Pada zaman dimana tumbuhan pakis belum dikenal sebagai makanan, hiduplah seorang raja. Raja ini telah memperistri tujuh orang namun belum juga dikaruniai keturunan. Suatu saat, istri raja yang ketujuh ini sangat mengidamkan memakan sayur pakis (paku, dalam dialek Kedurang disebut Pakur Melay). Sang raja sangat ingin memenuhi keinginan istrinya tersebut, namun Raja bingung bagaimana mencari sayur pakis yang dapat dimakan. pagi-pagi sekali di bawanya lah istrinya yang ketujuh ini pergi ke sepetak kebun kosong. Di sana sang raja kemudian berpantau:
Ringit-ringit lah paku remelay, bapak ndak makan gulay paku remelay
(tumbuh-tumbuh lah pucuk paku, bapak ingin makan gulai pucuk paku)

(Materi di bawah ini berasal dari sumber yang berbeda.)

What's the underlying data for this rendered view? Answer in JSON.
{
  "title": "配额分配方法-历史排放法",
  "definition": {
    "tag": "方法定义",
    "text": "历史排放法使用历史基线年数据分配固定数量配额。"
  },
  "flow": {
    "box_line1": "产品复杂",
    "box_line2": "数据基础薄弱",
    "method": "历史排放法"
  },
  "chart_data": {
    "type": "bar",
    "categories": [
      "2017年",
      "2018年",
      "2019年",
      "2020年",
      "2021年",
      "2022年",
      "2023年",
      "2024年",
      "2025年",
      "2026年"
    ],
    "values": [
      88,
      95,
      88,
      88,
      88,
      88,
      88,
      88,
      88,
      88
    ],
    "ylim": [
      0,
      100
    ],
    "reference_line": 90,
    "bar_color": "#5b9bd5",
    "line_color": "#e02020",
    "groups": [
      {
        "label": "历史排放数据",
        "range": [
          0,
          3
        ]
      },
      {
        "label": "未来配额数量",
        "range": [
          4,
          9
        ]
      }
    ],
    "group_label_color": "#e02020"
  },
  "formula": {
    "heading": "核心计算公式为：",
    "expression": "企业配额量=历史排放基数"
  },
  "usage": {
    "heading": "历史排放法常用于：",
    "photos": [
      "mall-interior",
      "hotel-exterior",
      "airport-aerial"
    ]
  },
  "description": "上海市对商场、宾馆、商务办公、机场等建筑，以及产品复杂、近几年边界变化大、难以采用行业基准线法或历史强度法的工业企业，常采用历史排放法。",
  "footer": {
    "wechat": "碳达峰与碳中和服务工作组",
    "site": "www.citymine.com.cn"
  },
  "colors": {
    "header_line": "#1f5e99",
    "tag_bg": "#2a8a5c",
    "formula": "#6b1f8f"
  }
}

Ajaib! Dalam sebidang kebun mati itu sekarang penuh ditumbuhi oleh pohon pakis. Diambilah pakis itu oleh mereka, lalu kemudian digulai. Istrinya memakan gulai pakis itu dengan lahap. Keajaiban kembali datang. Setelah memakan gulai pakis itu, istrinya yang ketujuh tersebut hamil. Kehamilannya disambut suka cita oleh sang raja beserta keenam istri lainnya. Setelah sampai masanya, istri ketujuh itu melahirkan seorang bayi perempuan. Bayi ini kemudian diberi nama Pakur Melay karena dilahirkan setelah memakan sayur pakis. Pakur Melay sangat disayangi oleh raja dan kesemua istrinya. Dia dirawat dengan baik dan penuh kasih sayang, hingga ia tumbuh menjadi seorang gadis.
Saat dia mencapai usia remajanya, ayahnya jatuh sakit. Seperti istrinya yang ketujuh dahulu, sang raja pun mengidamkan gulai pakis. Anak yang juga sangat mencintai ayahnya ini, berencana mencari pakis yang sangat diidamkan bapaknya.
Ia bertanya pada ibunya,”Ibu, dimanakah bisa kuperoleh pakis untuk dijadikan gulai?”
Ibunya teringat pada sepetak kebun dimana ia dan Raja dulu memetik pucuk pakis. Ditunjukkannyalah jalan ke kebun tersebut kepada Pakur Melay. Saat tiba di sana Pakur Melay hanya berdiri sendirian di tengah kebun kosong. Semua tanaman pakis di kebun tersebut telah mati. Dalam kesedihannya dia kembali berpantau:
Ringit-ringitlah paku remelay, bapak ndak makan gulay paku remelay.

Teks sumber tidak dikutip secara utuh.